Albert Oehlen’s admiration for the Kyiv-born American artist John Graham reaches back to the 1990s. Executed nearly four decades later, in 2019, the two large-scale works on view in this exhibition are rendered in charcoal on canvas in different tonalities of grey. Presenting a cartoon-like figure juxtaposed against a vast white ground, the compositions interpret and transform Graham’s painting Tramonto Spaventoso (Terrifying Sunset), 1940–1949.
Throughout his career, Richard Prince has included elements of American popular culture, as well as the icons of modern art history. The artist has described his method as ‘sampling'. Prince makes speculations by setting up complex relationships and creating short-circuits between both image and word. In the two paintings presented in this exhibition, Prince draws on art history by engaging with the work of Pablo Picasso.
Rudolf Stingel takes inspiration from his countryman Ludwig Bemelmans – who, like him, was born in Merano, South Tyrol – and the famous murals which he created for the Carlyle Hotel in New York in 1947. Diverging from their original palette, Stingel’s largely black and white paintings offer photorealistic depictions of individual scenes drawn from Bemelmans’ nostalgic, warmly lit images.
Albert Oehlen (*1954, Krefeld), lives and works in Switzerland.

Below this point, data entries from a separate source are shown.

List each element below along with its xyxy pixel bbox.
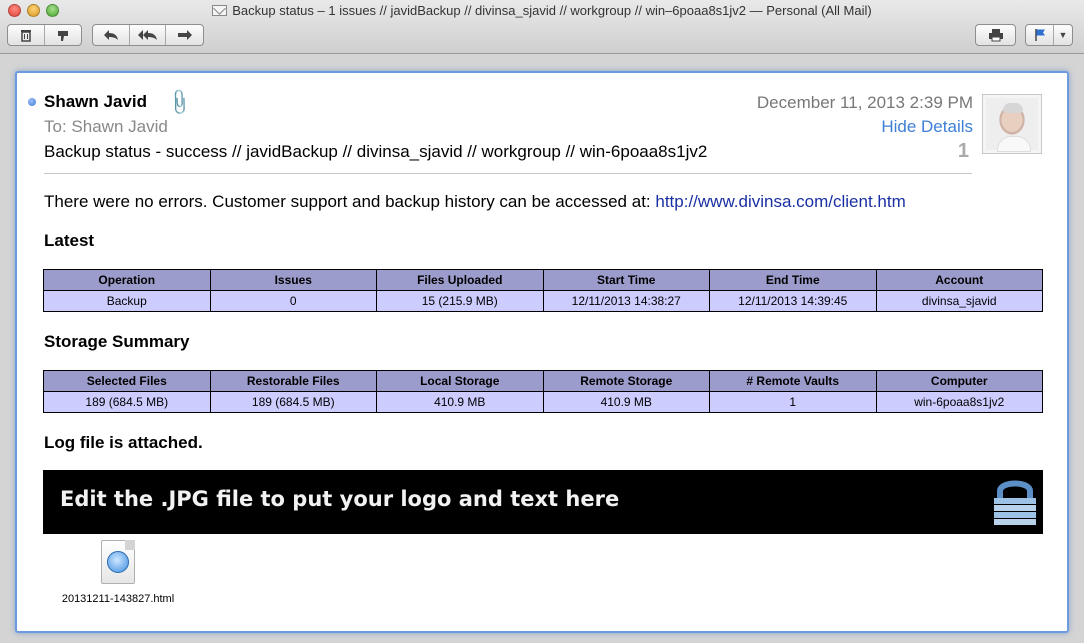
window-chrome: Backup status – 1 issues // javidBackup … [0, 0, 1084, 54]
latest-heading: Latest [44, 231, 95, 250]
client-link[interactable]: http://www.divinsa.com/client.htm [655, 192, 905, 211]
flag-button[interactable] [1026, 25, 1054, 45]
storage-cell: 410.9 MB [542, 391, 710, 413]
storage-header-row: Selected Files Restorable Files Local St… [43, 370, 1043, 392]
message-view: Shawn Javid 📎 To: Shawn Javid Backup sta… [15, 71, 1069, 633]
to-label: To: [44, 117, 67, 136]
envelope-icon [212, 5, 228, 16]
storage-cell: 410.9 MB [376, 391, 544, 413]
attachment-count: 1 [957, 140, 969, 162]
junk-icon [57, 31, 68, 41]
avatar-photo [986, 98, 1038, 152]
window-title: Backup status – 1 issues // javidBackup … [0, 3, 1084, 18]
attachment[interactable]: 20131211-143827.html [53, 537, 183, 605]
message-date: December 11, 2013 2:39 PM [756, 93, 973, 112]
forward-icon [177, 30, 192, 40]
padlock-icon [994, 480, 1036, 525]
recipient-name[interactable]: Shawn Javid [71, 117, 167, 136]
storage-header-cell: Selected Files [43, 370, 211, 392]
storage-cell: 189 (684.5 MB) [209, 391, 377, 413]
storage-table: Selected Files Restorable Files Local St… [43, 370, 1043, 413]
latest-header-cell: Start Time [542, 269, 710, 291]
table-row: Backup 0 15 (215.9 MB) 12/11/2013 14:38:… [43, 290, 1043, 312]
reply-icon [103, 30, 118, 40]
banner-text: Edit the .JPG file to put your logo and … [60, 487, 620, 511]
flag-menu-button[interactable]: ▼ [1054, 25, 1072, 45]
recipient-line: To: Shawn Javid [44, 117, 168, 137]
sender-name[interactable]: Shawn Javid [44, 92, 147, 112]
log-attached-heading: Log file is attached. [44, 433, 203, 452]
hide-details-link[interactable]: Hide Details [881, 117, 973, 137]
latest-header-cell: Issues [209, 269, 377, 291]
reply-button[interactable] [93, 25, 130, 45]
table-row: 189 (684.5 MB) 189 (684.5 MB) 410.9 MB 4… [43, 391, 1043, 413]
logo-banner: Edit the .JPG file to put your logo and … [43, 470, 1043, 534]
chevron-down-icon: ▼ [1058, 30, 1068, 40]
unread-dot-icon [28, 98, 36, 106]
latest-header-row: Operation Issues Files Uploaded Start Ti… [43, 269, 1043, 291]
html-file-icon [101, 540, 135, 584]
body-paragraph: There were no errors. Customer support a… [44, 192, 906, 212]
window-title-text: Backup status – 1 issues // javidBackup … [232, 3, 872, 18]
storage-header-cell: # Remote Vaults [709, 370, 877, 392]
latest-cell: divinsa_sjavid [875, 290, 1043, 312]
safari-compass-icon [107, 551, 129, 573]
print-icon [988, 29, 1003, 42]
header-divider [44, 173, 972, 174]
storage-header-cell: Local Storage [376, 370, 544, 392]
storage-header-cell: Restorable Files [209, 370, 377, 392]
latest-header-cell: Operation [43, 269, 211, 291]
body-text: There were no errors. Customer support a… [44, 192, 656, 211]
storage-cell: win-6poaa8s1jv2 [875, 391, 1043, 413]
paperclip-icon: 📎 [164, 87, 195, 117]
storage-header-cell: Computer [875, 370, 1043, 392]
storage-summary-heading: Storage Summary [44, 332, 190, 351]
delete-button[interactable] [8, 25, 45, 45]
latest-header-cell: Account [875, 269, 1043, 291]
storage-cell: 1 [709, 391, 877, 413]
latest-cell: 0 [209, 290, 377, 312]
junk-button[interactable] [45, 25, 82, 45]
reply-all-icon [137, 30, 157, 40]
latest-cell: 12/11/2013 14:38:27 [542, 290, 710, 312]
reply-all-button[interactable] [130, 25, 167, 45]
storage-header-cell: Remote Storage [542, 370, 710, 392]
delete-junk-group [7, 24, 82, 46]
latest-table: Operation Issues Files Uploaded Start Ti… [43, 269, 1043, 312]
forward-button[interactable] [166, 25, 203, 45]
latest-header-cell: Files Uploaded [376, 269, 544, 291]
print-button[interactable] [976, 25, 1015, 45]
flag-group: ▼ [1025, 24, 1073, 46]
attachment-filename: 20131211-143827.html [61, 593, 175, 605]
latest-cell: 12/11/2013 14:39:45 [709, 290, 877, 312]
latest-cell: 15 (215.9 MB) [376, 290, 544, 312]
storage-cell: 189 (684.5 MB) [43, 391, 211, 413]
subject-line: Backup status - success // javidBackup /… [44, 142, 708, 161]
file-corner-fold [125, 540, 135, 550]
latest-header-cell: End Time [709, 269, 877, 291]
sender-avatar [982, 94, 1042, 154]
latest-cell: Backup [43, 290, 211, 312]
reply-group [92, 24, 204, 46]
flag-icon [1034, 29, 1045, 41]
trash-icon [20, 30, 31, 42]
print-group [975, 24, 1016, 46]
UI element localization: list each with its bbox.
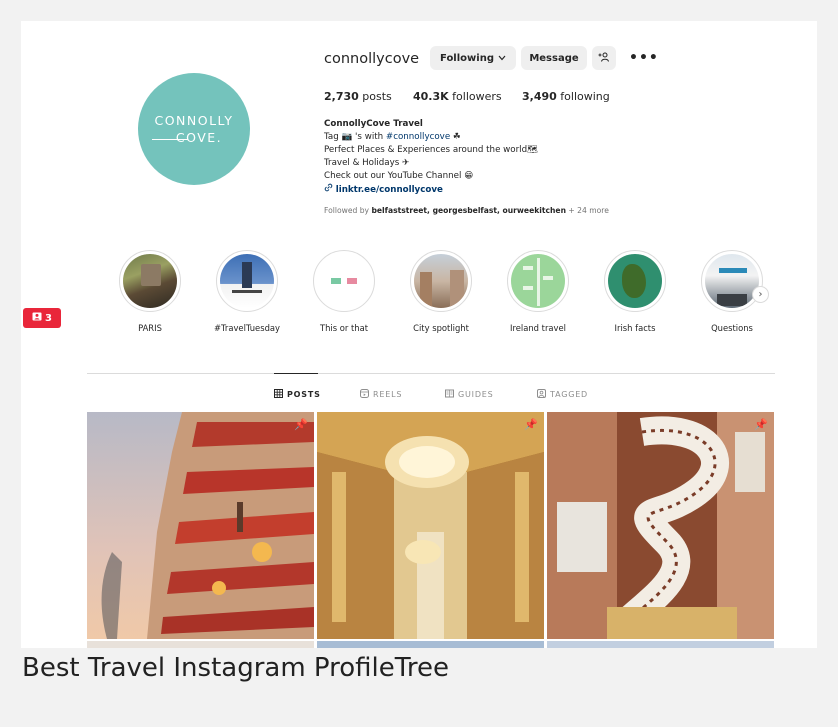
tab-reels[interactable]: REELS (360, 389, 402, 400)
bio-line-1: Tag 📷 's with #connollycove ☘ (324, 131, 624, 144)
hashtag-link[interactable]: #connollycove (386, 132, 450, 142)
tab-posts-label: POSTS (287, 390, 321, 399)
pinned-icon: 📌 (294, 418, 308, 431)
tab-guides-label: GUIDES (458, 390, 494, 399)
profile-bio: ConnollyCove Travel Tag 📷 's with #conno… (324, 118, 624, 197)
post-row-preview (317, 641, 544, 648)
avatar-logo-line1: CONNOLLY (154, 113, 234, 128)
highlight-ireland-travel[interactable]: Ireland travel (490, 250, 586, 333)
highlight-irish-facts[interactable]: Irish facts (587, 250, 683, 333)
profile-username: connollycove (324, 51, 420, 67)
highlight-cover-image (220, 254, 274, 308)
highlight-cover-image (511, 254, 565, 308)
followers-count-value: 40.3K (413, 90, 449, 103)
highlight-this-or-that[interactable]: This or that (296, 250, 392, 333)
highlight-ring (119, 250, 181, 312)
highlight-ring (313, 250, 375, 312)
post-thumbnail[interactable]: 📌 (547, 412, 774, 639)
post-thumbnail[interactable]: 📌 (317, 412, 544, 639)
guides-icon (445, 389, 454, 400)
highlight-label: This or that (319, 323, 368, 333)
highlight-label: City spotlight (413, 323, 469, 333)
highlight-label: Irish facts (614, 323, 656, 333)
reels-icon (360, 389, 369, 400)
highlight-label: Questions (711, 323, 753, 333)
post-row-preview (547, 641, 774, 648)
highlight-ring (216, 250, 278, 312)
tab-reels-label: REELS (373, 390, 403, 399)
avatar-logo-line2: COVE. (175, 130, 223, 145)
bio-line-4: Check out our YouTube Channel 😁 (324, 171, 474, 181)
bio-link-row[interactable]: linktr.ee/connollycove (324, 183, 624, 197)
followed-by-prefix: Followed by (324, 206, 372, 215)
profile-avatar[interactable]: CONNOLLY COVE. (138, 73, 250, 185)
tab-guides[interactable]: GUIDES (445, 389, 494, 400)
more-options-icon[interactable]: ••• (629, 50, 659, 66)
image-caption: Best Travel Instagram ProfileTree (22, 653, 449, 683)
bio-line-3: Travel & Holidays ✈ (324, 158, 410, 168)
contact-badge-count: 3 (45, 312, 52, 324)
highlight-label: Ireland travel (510, 323, 566, 333)
message-button-label: Message (529, 52, 579, 64)
following-button-label: Following (440, 52, 494, 64)
highlight-cover-image (414, 254, 468, 308)
post-image-paris-street (87, 412, 314, 639)
add-user-icon (598, 52, 610, 65)
followers-count[interactable]: 40.3K followers (413, 90, 502, 103)
followed-by[interactable]: Followed by belfaststreet, georgesbelfas… (324, 206, 609, 215)
bio-line-1-prefix: Tag 📷 's with (324, 132, 386, 142)
following-count[interactable]: 3,490 following (522, 90, 610, 103)
followers-count-label: followers (452, 90, 502, 103)
highlight-label: #TravelTuesday (214, 323, 280, 333)
chevron-down-icon (498, 53, 506, 64)
link-icon (324, 183, 336, 195)
followed-by-names: belfaststreet, georgesbelfast, ourweekit… (371, 206, 566, 215)
highlight-ring (410, 250, 472, 312)
highlight-city-spotlight[interactable]: City spotlight (393, 250, 489, 333)
contact-badge[interactable]: 3 (23, 308, 61, 328)
highlight-travel-tuesday[interactable]: #TravelTuesday (199, 250, 295, 333)
pinned-icon: 📌 (524, 418, 538, 431)
contact-card-icon (32, 312, 42, 324)
highlight-cover-image (705, 254, 759, 308)
followed-by-more: + 24 more (565, 206, 609, 215)
post-image-gilded-hall (317, 412, 544, 639)
highlight-ring (701, 250, 763, 312)
bio-line-1-suffix: ☘ (450, 132, 461, 142)
following-count-label: following (560, 90, 610, 103)
tagged-icon (537, 389, 546, 400)
post-image-spiral-staircase (547, 412, 774, 639)
bio-external-link[interactable]: linktr.ee/connollycove (336, 185, 443, 195)
active-tab-indicator (274, 373, 318, 374)
grid-icon (274, 389, 283, 400)
highlight-cover-image (123, 254, 177, 308)
posts-count-label: posts (362, 90, 392, 103)
screenshot-frame: CONNOLLY COVE. connollycove Following Me… (0, 0, 838, 727)
tab-tagged-label: TAGGED (550, 390, 589, 399)
bio-line-2: Perfect Places & Experiences around the … (324, 145, 539, 155)
post-thumbnail[interactable]: 📌 (87, 412, 314, 639)
posts-count[interactable]: 2,730 posts (324, 90, 392, 103)
chevron-right-icon[interactable]: › (752, 286, 769, 303)
highlight-cover-image (608, 254, 662, 308)
highlight-ring (604, 250, 666, 312)
pinned-icon: 📌 (754, 418, 768, 431)
post-row-preview (87, 641, 314, 648)
tabs-divider (87, 373, 775, 374)
tab-posts[interactable]: POSTS (274, 389, 321, 400)
message-button[interactable]: Message (521, 46, 587, 70)
following-count-value: 3,490 (522, 90, 557, 103)
tab-tagged[interactable]: TAGGED (537, 389, 588, 400)
profile-display-name: ConnollyCove Travel (324, 119, 423, 129)
highlight-cover-image (317, 254, 371, 308)
highlight-paris[interactable]: PARIS (102, 250, 198, 333)
instagram-profile-card: CONNOLLY COVE. connollycove Following Me… (21, 21, 817, 648)
highlight-label: PARIS (138, 323, 162, 333)
suggested-users-button[interactable] (592, 46, 616, 70)
highlight-ring (507, 250, 569, 312)
posts-count-value: 2,730 (324, 90, 359, 103)
following-button[interactable]: Following (430, 46, 516, 70)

He has been exhibiting regularly at Galerie Max Hetzler since 1981. Oehlen’s work has been the subject of numerous exhibitions in international institutions, including the Sprengel Museum Hannover (duo show with Carroll Dunham); Serpentine Gallery, London (both 2019–2020); Aïshti Foundation, Beirut (2018–2019); Palazzo Grassi, Venice (2018–2019); Museo Nacional de Bellas Artes, Havana (2017); The Cleveland Museum of Art and Guggenheim, Bilbao (2016); New Museum, New York (2015); Kunsthalle Zürich (2015).
Richard Prince (*1949, Panama Canal Zone) lives and works in Upstate New York. Prince’s work has been the subject of solo exhibitions in international institutions including the Louisiana Museum of Art, Humblebaek (2022); Museum of Contemporary Art Detroit (2019); Espace cultural Louis Vuitton, Beijing; Astrup Fearnley Museet, Oslo (all 2018); Los Angeles County Museum of Art (2017); The artist participated in the Biennale di Venezia in 2003 and 2007, as well as The Whitney Biennial in 1985, 1987, 1997 and 2004.
Rudolf Stingel (*1956, Merano) lives and works in New York. The artist’s work has been the subject of numerous solo exhibitions in international institutions, including Fondation Beyeler, Basel (2019); Palazzo Grassi, Venice (2013); Secession, Vienna (2012); Neue Nationalgalerie, Berlin (2010); Museum of Contemporary Art, Chicago; Whitney Museum of American Art, New York (both 2007); among others.